Once browser dns cache expires, hostname resolved again and the process repeated, regardless of did IP answered or not.
For basic HA, you may use dynamic DNS or various IP-based approaches.
EDIT: This behavior will take place when inaccessible host acts as a "black hole". If instead the host ctively refuses incoming connections, browser will try one ip, get refuse and immediately use another ip and thus it will fail-over pretty well.
All modern browsers implement this https://www.rfc-editor.org/rfc/rfc8305 Happy Eyeballs Version 2: Better Connectivity Using Concurrency
Roughly that means that a server with fastest connection will be used. IPv6 has higher priority.
edit: Editing my answer since HiPerFreak schooled me.
DNS servers will return a list of all A records it has for a given host name. Where round robin comes in is that it rotates how the list is ordered. The link that lain posted is a great example of how web browsers will make use of that list.
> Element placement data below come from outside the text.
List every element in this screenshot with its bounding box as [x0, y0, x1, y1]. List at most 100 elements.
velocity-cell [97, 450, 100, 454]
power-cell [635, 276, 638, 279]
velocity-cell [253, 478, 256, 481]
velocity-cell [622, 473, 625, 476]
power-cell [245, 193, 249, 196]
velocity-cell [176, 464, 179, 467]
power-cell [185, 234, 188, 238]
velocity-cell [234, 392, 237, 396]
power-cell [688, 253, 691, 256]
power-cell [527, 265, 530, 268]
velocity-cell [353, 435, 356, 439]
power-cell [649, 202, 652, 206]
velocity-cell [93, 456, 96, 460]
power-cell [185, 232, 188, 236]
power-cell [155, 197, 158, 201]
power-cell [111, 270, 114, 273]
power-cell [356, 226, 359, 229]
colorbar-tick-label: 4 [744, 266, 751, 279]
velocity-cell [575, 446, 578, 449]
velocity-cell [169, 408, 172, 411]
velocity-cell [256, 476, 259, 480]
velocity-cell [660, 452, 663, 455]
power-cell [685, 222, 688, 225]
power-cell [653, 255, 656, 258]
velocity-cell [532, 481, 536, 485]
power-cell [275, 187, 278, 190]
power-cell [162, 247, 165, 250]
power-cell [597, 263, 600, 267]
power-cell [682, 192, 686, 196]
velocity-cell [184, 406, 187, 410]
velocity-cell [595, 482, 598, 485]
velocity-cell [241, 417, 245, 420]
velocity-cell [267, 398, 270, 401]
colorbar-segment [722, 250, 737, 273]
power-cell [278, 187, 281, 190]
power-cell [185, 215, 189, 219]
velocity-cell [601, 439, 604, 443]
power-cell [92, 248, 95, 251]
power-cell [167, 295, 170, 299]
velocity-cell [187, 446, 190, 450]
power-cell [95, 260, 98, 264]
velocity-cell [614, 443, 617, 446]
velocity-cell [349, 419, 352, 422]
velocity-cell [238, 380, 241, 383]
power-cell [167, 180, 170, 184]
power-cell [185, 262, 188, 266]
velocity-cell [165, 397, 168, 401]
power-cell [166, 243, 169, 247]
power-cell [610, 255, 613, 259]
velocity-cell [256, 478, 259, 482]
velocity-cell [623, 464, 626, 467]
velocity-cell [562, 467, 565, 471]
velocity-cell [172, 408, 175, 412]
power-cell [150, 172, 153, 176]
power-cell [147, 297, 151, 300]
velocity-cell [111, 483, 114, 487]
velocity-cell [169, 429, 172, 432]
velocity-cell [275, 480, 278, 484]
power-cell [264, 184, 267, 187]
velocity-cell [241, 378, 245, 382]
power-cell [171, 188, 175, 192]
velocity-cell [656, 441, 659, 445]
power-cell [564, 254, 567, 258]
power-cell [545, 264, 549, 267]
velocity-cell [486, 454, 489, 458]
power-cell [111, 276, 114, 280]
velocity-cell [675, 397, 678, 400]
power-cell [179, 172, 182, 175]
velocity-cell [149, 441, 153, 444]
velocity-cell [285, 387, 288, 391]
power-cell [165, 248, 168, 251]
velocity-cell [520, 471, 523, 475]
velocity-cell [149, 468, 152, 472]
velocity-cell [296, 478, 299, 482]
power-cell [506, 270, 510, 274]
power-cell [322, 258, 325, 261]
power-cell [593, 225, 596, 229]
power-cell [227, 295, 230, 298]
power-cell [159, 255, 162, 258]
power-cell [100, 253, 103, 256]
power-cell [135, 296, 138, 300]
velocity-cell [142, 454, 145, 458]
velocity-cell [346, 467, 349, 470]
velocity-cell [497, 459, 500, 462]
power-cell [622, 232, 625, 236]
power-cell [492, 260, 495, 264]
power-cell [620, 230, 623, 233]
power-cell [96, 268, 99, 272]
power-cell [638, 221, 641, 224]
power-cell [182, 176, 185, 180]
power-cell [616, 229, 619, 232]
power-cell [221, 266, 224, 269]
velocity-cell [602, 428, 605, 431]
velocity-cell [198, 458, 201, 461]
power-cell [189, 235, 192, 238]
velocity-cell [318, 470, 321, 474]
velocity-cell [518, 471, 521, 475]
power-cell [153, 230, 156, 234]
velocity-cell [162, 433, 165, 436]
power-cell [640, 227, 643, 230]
Round Robinning can be used for a very primitive form of load balancing, but is a very poor substitute for real load balancing, since if one of the hosts in the round robin rotation goes down, the DNS server will be none the wiser and will still put the IP address of the downed node in the list.
They switch the IPs, it isn't a failover solution.
The browsers let the OS to do the name resolution, and for examle Linux always randomizes the IP addresses, try host google.com several times. The IPs will come in random order.
The DNS return all the IP in a list but they change the order of the list and this order is not random or change when 1 fails but they always return the IPs in the same sequence for load balancing reasons. When the browser receive the list, I suppose it picks the 1st in the list if not known as non-working.